Здесь доложили о прибытии обоза из Артвина.
— Едва дотянули до казаков — как он хлынет! — сказал про дождь старший обоза.
Под казаками он разумел последний перед нами казачий пост на дороге. Обоз привез почту. Мне пришли два письма — от сестры Маши и от Ксенички Ивановны. Скреплены они были канцелярской скрепкой, и к ним приложилась записка от Паши, от поручика Балабанова, адъютанта полковника, то есть генерал-майора Алимпиева, с приветами от всех батумцев и пояснением, что письма в Артвин переправляет именно он. На конверте Маши тоже была прикреплена бумажка с батумским адресом, подписанным Ксеничкой Ивановной, из чего я понял, что письмо пришло сначала в госпиталь. Это была первая мне почта сюда. И сказать, что я обрадовался, было бы мелко. Я взволновался — особенно взволновался письму Ксенички Ивановны. Но я взволновался как-то не радостно, а тревожно, будто увидел причиной ее письма ко мне письмо сестры Маши. Пришло в госпиталь письмо Маши, и Ксеничка Ивановна была вынуждена, отправляя его в Батум, написать свое письмо.
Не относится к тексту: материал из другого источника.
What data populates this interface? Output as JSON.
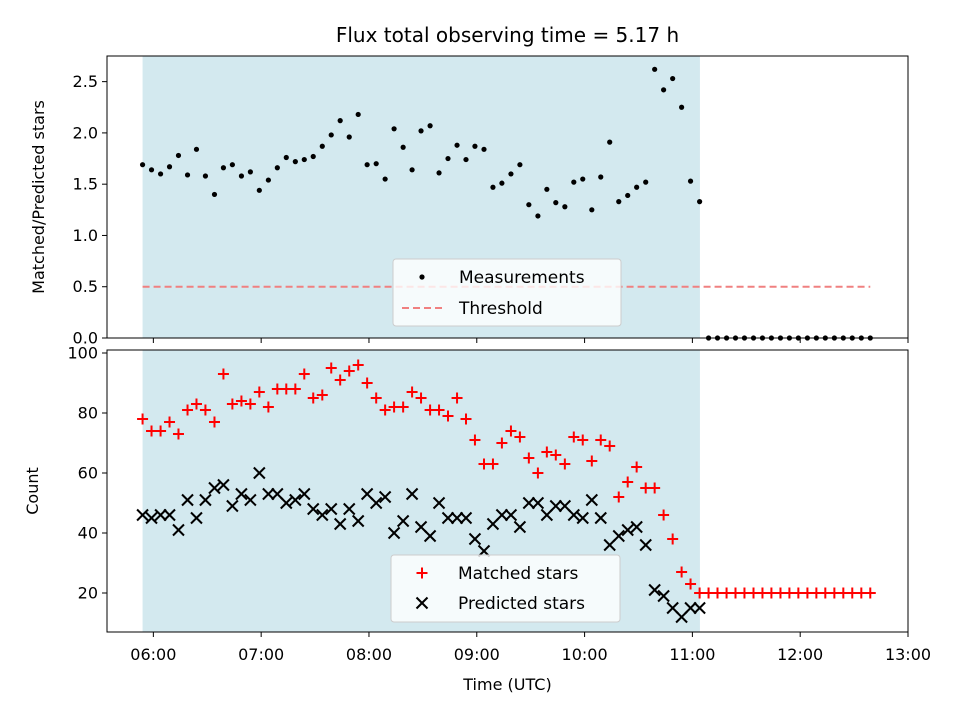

— Ну да, — сказал я с ревнивыми и болезненными ударами сердца. — Кабы не Маша, то ничего бы вы не написали мне, Ксеничка Ивановна!
Я так сказал. Но я в это не поверил. Я поверил в то, что Ксеничка Ивановна пусть робко, но написала мне в противовес своему жестокому заявлению о том, что не любит меня. Она долго мучилась и никак не могла найти возможности исправить свою жестокость — а тут письмо моей сестры Маши! Превозмогая себя, ненавидя себя, но и любя себя за свою справедливость, она написала несколько строк, робких, но более правдивых, нежели то ее жестокое заявление.
Вот так у меня вышло — без любовного восторга, без нетерпения, без всего того, что обычно должен бы проявить человек в моем положении. Вышло только с описанным чувством тревоги и ревности и ожидания какой-то беды, так что более захотелось просто держать письма в руках, более знать о них, но не читать. Верно — любить я не умел.
А прочитать письма сразу у меня и не вышло.
Отдохнувший за ночь в казачьем посту обоз я приказал загрузиться ранеными и тотчас отправиться обратно. Потом у меня появилось другое дело, потом третье, потом приспело ехать к Иззет-аге. Его племянник смирно сидел под шелковицей. Я хотел взять его к себе в седло. Он отказался и пошел впереди.
Зная предстоящее, мы поехали натощак. И застали мы картину несколько неожиданную. Аскеры были хотя и наспех, но захоронены нашими солдатами еще в марте. Однако могила сейчас была разворочена — и совсем не лисами или шакалами, как уже случалось по причине малой глубины могил. Она была разворочена посредством лопат. Трупы были разбросаны, некоторые раздеты. И каждому в срамные места или в провалы ртов были воткнуты прутья со свежими листками бумаги. Толпа в два десятка аульчан, мучаясь от запаха, сидела поодаль могилы. При нас все они встали.
— Вот такое дело, господин капитан! — показал на могилу Иззет-ага.
Я молча спешился, пренебрегая репутацией, ткнул нос в платок и подошел к трупам.